By PETER MOERSCH
The first sign of out-of-control demand returning to normal levels usually is an increase in vacancy for retail space.
Retail net absorption was in the negative territory for the first time in many quarters in the second quarter. But the news is not as grim as it may initially appear. Vacancy rates still are in a range best described as “phenomenal,” with across the board vacancy at 3.5%. The highest amount of vacancy is in the specialty category, where vacancy rates still are less than 5%.
The greater issue on most minds is overall retail sales on a national basis, which dropped by 0.1% in June and rebounded in July with a 1.4% increase from a year earlier.
Retail vacancies and the trend in retail sales can be attributed to consolidation among many chains, or, as is the case with the video rental industry, shrinking to better compete with online and direct merchants. Stores such as Good Guys, Toys R Us and Albertsons have scaled back while continuing to restructure their companies.
As investors look at the retail real estate market, they are bullish for two reasons. First, net absorption only was slightly negative despite the increase in retail space coming to market. More than 1.9 million square feet are coming to market through construction.
As any tenant representative broker will tell you, “A” markets are oversubscribed and have multiple selections of tenants to choose from. “B” and “C” markets still are finding that the centers come to market fully leased, and there are quality tenants for well-designed projects.
Secondly, the consumer price index has topped 4% for the first time in years. Inflation is being calculated into the rents. Projected incomes for existing centers are growing much more consistently with the increase in real estate values.

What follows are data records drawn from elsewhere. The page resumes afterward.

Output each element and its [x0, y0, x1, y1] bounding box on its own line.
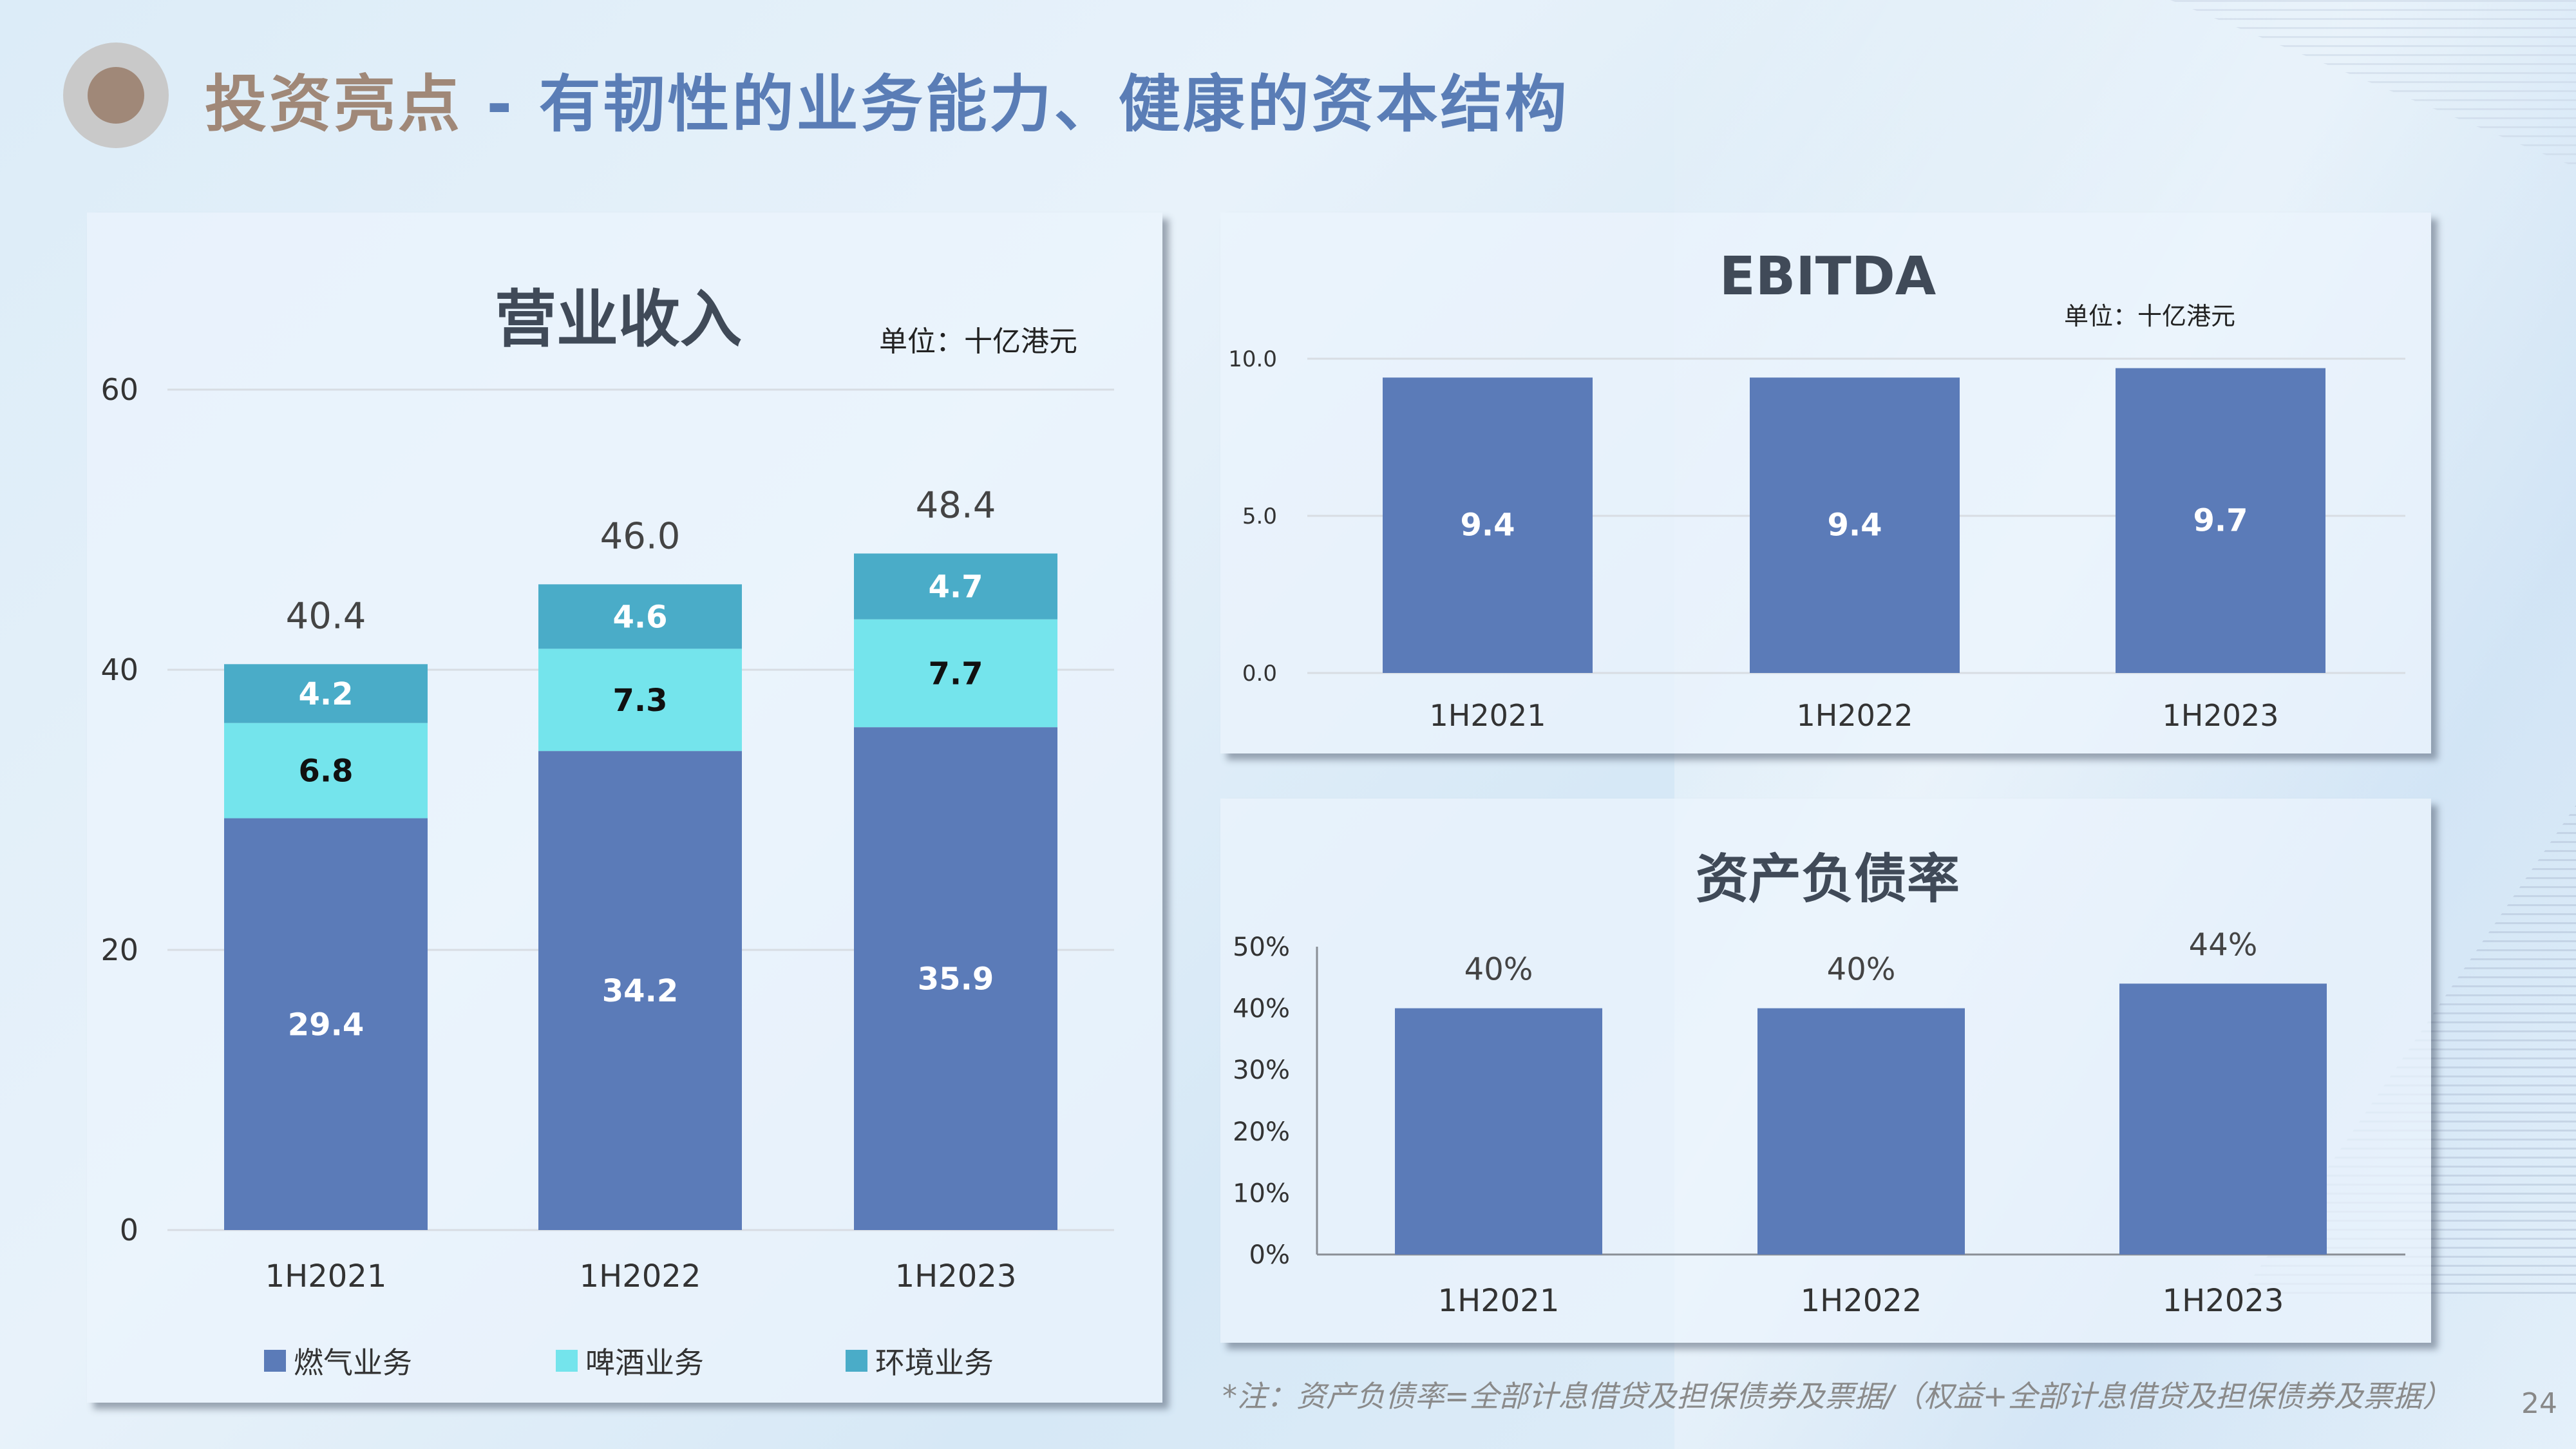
debt-ratio-y-tick: 40%: [1233, 994, 1290, 1024]
ebitda-chart-title: EBITDA: [1719, 246, 1937, 307]
revenue-bar-segment: [538, 751, 742, 1230]
revenue-data-label: 7.3: [612, 683, 667, 719]
revenue-unit-label: 单位：十亿港元: [879, 325, 1077, 358]
page-title-rest: - 有韧性的业务能力、健康的资本结构: [462, 68, 1569, 140]
ebitda-data-label: 9.7: [2193, 502, 2248, 538]
ebitda-bar: [1383, 377, 1593, 673]
revenue-bar-segment: [854, 553, 1057, 620]
debt-ratio-chart-title: 资产负债率: [1695, 849, 1960, 910]
page-title: 投资亮点 - 有韧性的业务能力、健康的资本结构: [205, 54, 1569, 144]
revenue-total-label: 46.0: [600, 515, 681, 557]
page-number: 24: [2521, 1387, 2557, 1420]
revenue-bar-segment: [538, 649, 742, 752]
ebitda-y-tick: 0.0: [1242, 661, 1277, 687]
revenue-data-label: 4.7: [928, 569, 983, 605]
debt-ratio-y-tick: 0%: [1249, 1240, 1290, 1270]
debt-ratio-x-tick: 1H2022: [1801, 1283, 1922, 1319]
debt-ratio-bar: [1395, 1008, 1602, 1255]
debt-ratio-y-tick: 50%: [1233, 933, 1290, 962]
revenue-data-label: 4.2: [298, 676, 353, 712]
revenue-x-tick: 1H2023: [895, 1258, 1017, 1294]
revenue-bar-segment: [538, 584, 742, 649]
legend-swatch-env: [846, 1350, 867, 1372]
revenue-bar-segment: [224, 723, 428, 819]
debt-ratio-y-tick: 10%: [1233, 1179, 1290, 1208]
legend-label-gas: 燃气业务: [294, 1345, 412, 1380]
revenue-data-label: 34.2: [602, 973, 678, 1009]
revenue-y-tick: 40: [100, 652, 138, 687]
revenue-y-tick: 20: [100, 933, 138, 967]
debt-ratio-y-tick: 30%: [1233, 1056, 1290, 1085]
revenue-total-label: 40.4: [286, 595, 366, 637]
page-title-highlight: 投资亮点: [205, 68, 462, 140]
ebitda-bar: [2116, 368, 2325, 673]
ebitda-bar: [1750, 377, 1960, 673]
legend-swatch-beer: [556, 1350, 578, 1372]
revenue-bar-segment: [224, 664, 428, 723]
debt-ratio-bar: [2119, 983, 2327, 1255]
revenue-legend: 燃气业务 啤酒业务 环境业务: [264, 1340, 1101, 1380]
legend-item-env: 环境业务: [846, 1340, 994, 1382]
revenue-x-tick: 1H2022: [580, 1258, 701, 1294]
revenue-data-label: 4.6: [612, 599, 667, 635]
logo-dot-icon: [88, 67, 144, 124]
ebitda-x-tick: 1H2023: [2163, 698, 2279, 733]
legend-swatch-gas: [264, 1350, 286, 1372]
revenue-x-tick: 1H2021: [265, 1258, 387, 1294]
legend-item-beer: 啤酒业务: [556, 1340, 704, 1382]
ebitda-y-tick: 5.0: [1242, 504, 1277, 529]
revenue-bar-segment: [224, 818, 428, 1230]
footnote: *注：资产负债率=全部计息借贷及担保债券及票据/（权益+全部计息借贷及担保债券及…: [1222, 1379, 2452, 1414]
debt-ratio-y-tick: 20%: [1233, 1117, 1290, 1147]
legend-item-gas: 燃气业务: [264, 1340, 412, 1382]
debt-ratio-data-label: 40%: [1464, 952, 1533, 988]
revenue-data-label: 7.7: [928, 656, 983, 692]
ebitda-x-tick: 1H2022: [1797, 698, 1913, 733]
revenue-y-tick: 60: [100, 372, 138, 407]
ebitda-unit-label: 单位：十亿港元: [2064, 302, 2236, 330]
revenue-data-label: 29.4: [288, 1007, 364, 1043]
revenue-total-label: 48.4: [916, 484, 996, 526]
ebitda-data-label: 9.4: [1827, 507, 1882, 544]
ebitda-data-label: 9.4: [1460, 507, 1515, 544]
ebitda-x-tick: 1H2021: [1430, 698, 1546, 733]
revenue-data-label: 6.8: [298, 753, 353, 790]
revenue-y-tick: 0: [120, 1213, 138, 1247]
debt-ratio-data-label: 40%: [1827, 952, 1896, 988]
ebitda-y-tick: 10.0: [1228, 346, 1277, 372]
debt-ratio-x-tick: 1H2023: [2163, 1283, 2284, 1319]
revenue-data-label: 35.9: [918, 961, 994, 998]
revenue-chart-title: 营业收入: [495, 283, 742, 355]
debt-ratio-x-tick: 1H2021: [1438, 1283, 1560, 1319]
revenue-bar-segment: [854, 619, 1057, 728]
legend-label-beer: 啤酒业务: [585, 1345, 704, 1380]
revenue-bar-segment: [854, 727, 1057, 1230]
debt-ratio-data-label: 44%: [2189, 927, 2258, 963]
legend-label-env: 环境业务: [875, 1345, 994, 1380]
debt-ratio-bar: [1757, 1008, 1965, 1255]
logo-circle-icon: [63, 43, 169, 148]
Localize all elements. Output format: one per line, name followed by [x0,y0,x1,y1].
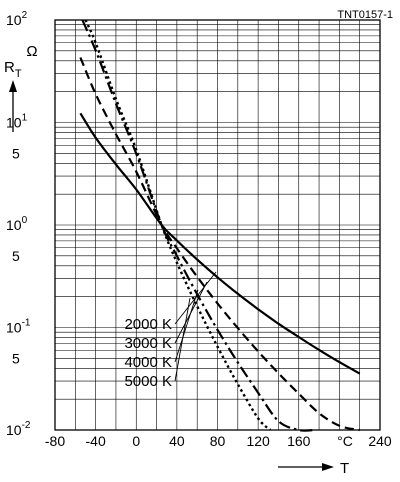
y-tick-base: 5 [12,145,20,161]
y-tick-exponent: 2 [22,10,28,21]
y-tick-label: 5 [12,145,20,161]
x-tick-label: 0 [132,433,140,449]
grid [54,20,381,430]
x-tick-label: -80 [45,433,65,449]
legend-leader-line [174,289,199,363]
plot-frame [54,19,381,431]
figure-id: TNT0157-1 [337,9,393,21]
series-line-1 [79,112,361,375]
y-tick-label: 102 [6,10,28,28]
x-tick-label: 80 [210,433,226,449]
y-tick-base: 5 [12,350,20,366]
y-tick-label: 5 [12,350,20,366]
y-tick-label: 5 [12,248,20,264]
y-tick-label: 10-2 [6,420,31,438]
x-tick-label: 240 [368,433,392,449]
y-tick-base: 5 [12,248,20,264]
x-axis-label: T [340,460,349,477]
x-axis-arrow [278,463,334,471]
legend-label: 4000 K [124,354,172,371]
x-tick-label: 40 [169,433,185,449]
series-line-4 [84,19,272,431]
legend-leader-line [174,297,191,382]
y-axis-arrow [9,80,17,132]
series-lines [79,19,361,432]
legend-label: 2000 K [124,316,172,333]
y-tick-label: 101 [6,113,28,131]
y-unit-label: Ω [26,43,37,60]
y-tick-base: 10 [6,217,22,233]
y-axis-label: RT [4,59,22,80]
y-tick-base: 10 [6,422,22,438]
legend-label: 5000 K [124,373,172,390]
y-tick-base: 10 [6,12,22,28]
legend: 2000 K 3000 K 4000 K 5000 K [124,271,217,390]
y-tick-label: 10-1 [6,318,31,336]
x-tick-label: 160 [287,433,311,449]
y-axis-label-main: R [4,59,15,76]
y-tick-exponent: -1 [22,318,31,329]
y-tick-base: 10 [6,320,22,336]
y-tick-label: 100 [6,215,28,233]
x-tick-labels: -80 -40 0 40 80 120 160 240 [45,433,392,449]
y-tick-exponent: 1 [22,113,28,124]
legend-label: 3000 K [124,335,172,352]
x-tick-label: 120 [246,433,270,449]
y-tick-base: 10 [6,115,22,131]
y-tick-exponent: 0 [22,215,28,226]
y-tick-exponent: -2 [22,420,31,431]
series-line-3 [81,19,315,432]
y-axis-label-sub: T [15,68,22,80]
series-line-2 [79,57,360,432]
x-unit-label: °C [337,433,353,449]
x-tick-label: -40 [86,433,106,449]
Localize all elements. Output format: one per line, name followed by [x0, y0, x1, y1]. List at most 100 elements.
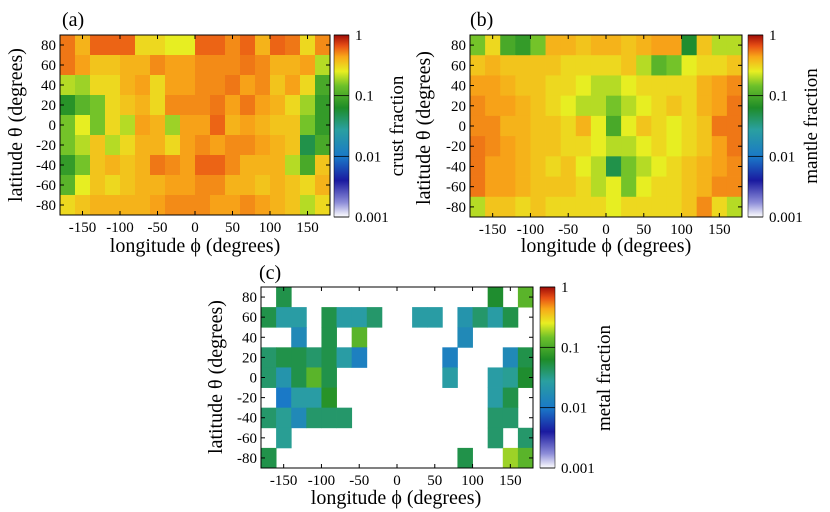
y-tick-label: -20: [446, 139, 466, 155]
heatmap-cell: [135, 55, 151, 76]
colorbar-label-a: crust fraction: [387, 75, 408, 176]
heatmap-cell: [150, 155, 166, 176]
y-tick-label: 80: [242, 290, 257, 306]
heatmap-cell: [530, 35, 546, 56]
heatmap-cell: [606, 55, 622, 76]
heatmap-cell: [485, 136, 501, 157]
heatmap-cell: [165, 135, 181, 156]
heatmap-cell: [530, 156, 546, 177]
heatmap-cell: [502, 407, 519, 429]
heatmap-cell: [590, 176, 607, 198]
heatmap-cell: [90, 55, 106, 76]
heatmap-cell: [225, 55, 241, 76]
heatmap-cell: [120, 195, 136, 216]
heatmap-cell: [590, 196, 607, 218]
heatmap-cell: [90, 95, 106, 116]
heatmap-cell: [485, 156, 501, 177]
heatmap-cell: [621, 95, 637, 117]
heatmap-cell: [500, 115, 516, 137]
y-tick-label: 40: [41, 78, 56, 94]
heatmap-cell: [225, 175, 241, 196]
heatmap-cell: [255, 115, 271, 136]
heatmap-cell: [575, 176, 592, 198]
heatmap-cell: [225, 95, 241, 116]
heatmap-cell: [180, 35, 196, 56]
heatmap-cell: [210, 155, 226, 176]
x-tick-label: -50: [558, 222, 578, 238]
heatmap-cell: [515, 136, 531, 157]
heatmap-cell: [75, 75, 91, 96]
heatmap-cell: [545, 95, 562, 117]
heatmap-cell: [285, 195, 301, 216]
heatmap-cell: [470, 136, 486, 157]
heatmap-cell: [150, 115, 166, 136]
heatmap-cell: [666, 115, 682, 137]
heatmap-cell: [427, 307, 443, 328]
heatmap-cell: [240, 75, 256, 96]
heatmap-cell: [300, 115, 316, 136]
colorbar-tick-label: 1: [355, 28, 363, 44]
heatmap-cell: [255, 35, 271, 56]
heatmap-cell: [276, 307, 292, 328]
heatmap-cell: [270, 115, 286, 136]
heatmap-cell: [351, 347, 368, 368]
heatmap-cell: [485, 75, 501, 97]
x-tick-label: 50: [427, 473, 442, 489]
heatmap-cell: [195, 95, 211, 116]
heatmap-cell: [135, 155, 151, 176]
x-tick-label: 100: [461, 473, 484, 489]
heatmap-cell: [711, 176, 728, 198]
heatmap-cell: [60, 175, 76, 196]
panel-label-b: (b): [470, 9, 493, 31]
heatmap-cell: [321, 367, 337, 388]
x-tick-label: -100: [106, 220, 134, 236]
heatmap-cell: [412, 307, 428, 328]
heatmap-cell: [560, 75, 577, 97]
heatmap-cell: [711, 95, 728, 117]
heatmap-cell: [500, 75, 516, 97]
heatmap-cell: [545, 75, 562, 97]
heatmap-cell: [291, 387, 307, 409]
y-tick-label: -60: [237, 431, 257, 447]
x-tick-label: -50: [349, 473, 369, 489]
heatmap-cell: [285, 95, 301, 116]
heatmap-cell: [636, 176, 652, 198]
colorbar-tick-label: 0.1: [769, 89, 788, 105]
heatmap-cell: [470, 95, 486, 117]
heatmap-cell: [285, 55, 301, 76]
heatmap-cell: [696, 156, 713, 177]
heatmap-cell: [90, 175, 106, 196]
heatmap-cell: [255, 135, 271, 156]
heatmap-cell: [515, 95, 531, 117]
colorbar-tick-label: 0.01: [355, 149, 381, 165]
y-tick-label: 80: [451, 38, 466, 54]
heatmap-cell: [590, 75, 607, 97]
y-tick-label: -60: [446, 180, 466, 196]
heatmap-cell: [75, 155, 91, 176]
heatmap-cell: [470, 196, 486, 218]
y-tick-label: 60: [451, 58, 466, 74]
heatmap-cell: [300, 175, 316, 196]
heatmap-cell: [315, 55, 331, 76]
heatmap-cell: [195, 195, 211, 216]
y-axis-label-c: latitude θ (degrees): [205, 300, 227, 454]
y-tick-label: 80: [41, 38, 56, 54]
heatmap-cell: [651, 35, 667, 56]
x-axis-label-b: longitude ϕ (degrees): [521, 235, 691, 257]
heatmap-cell: [681, 115, 698, 137]
heatmap-cell: [105, 175, 121, 196]
colorbar-c: [539, 286, 556, 469]
heatmap-cell: [120, 95, 136, 116]
heatmap-cell: [225, 195, 241, 216]
heatmap-cell: [666, 95, 682, 117]
heatmap-cell: [517, 447, 534, 469]
heatmap-cell: [135, 195, 151, 216]
heatmap-cell: [560, 136, 577, 157]
x-tick-label: 150: [296, 220, 319, 236]
panel-label-c: (c): [259, 262, 281, 284]
heatmap-cell: [590, 156, 607, 177]
heatmap-cell: [90, 35, 106, 56]
heatmap-cell: [75, 175, 91, 196]
heatmap-cell: [75, 55, 91, 76]
heatmap-cell: [90, 155, 106, 176]
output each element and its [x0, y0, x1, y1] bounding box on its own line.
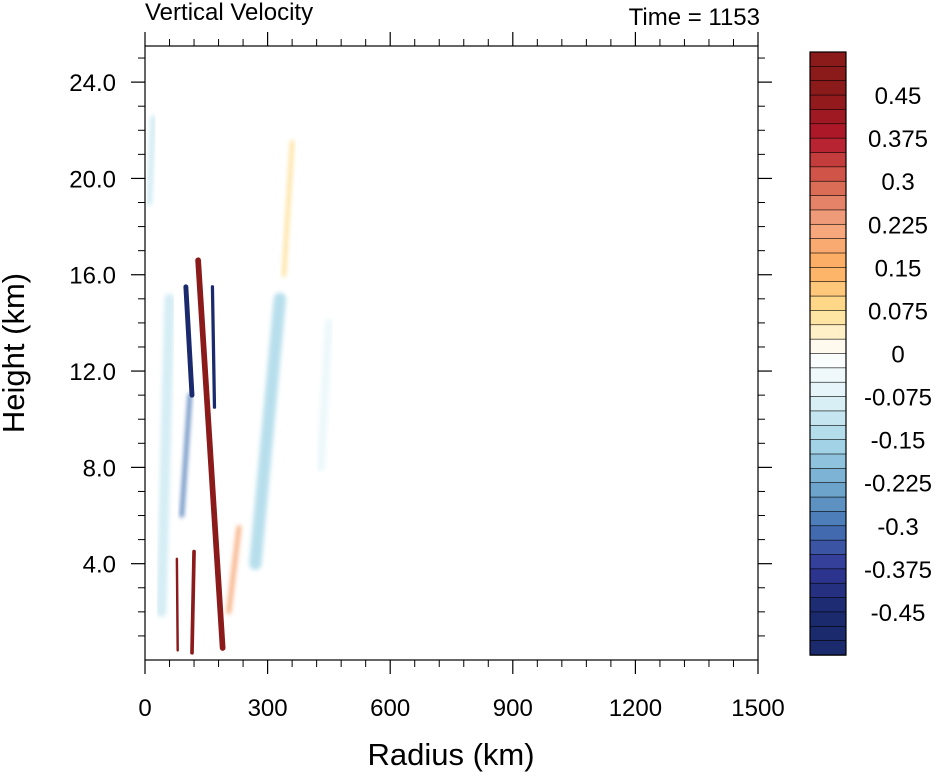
colorbar-border	[809, 51, 847, 656]
colorbar-label: -0.3	[877, 514, 918, 541]
updraft-band-0	[195, 257, 226, 651]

Market lease transactions will help landlords keep pace with the market and help maintain the increase in value of retail centers despite increases in interest rates. At the same time, interest rate increases from the Federal Reserve have slowed.
Overall, there have been more active indicators than there have been in quite some time. The market can best be described as “optimistic,” which is slightly off the “unrealistically enthusiastic.” Most think a little stability for the market is a good thing.
Moersch is a vice president in the Anaheim office of CB Richard Ellis Group Inc.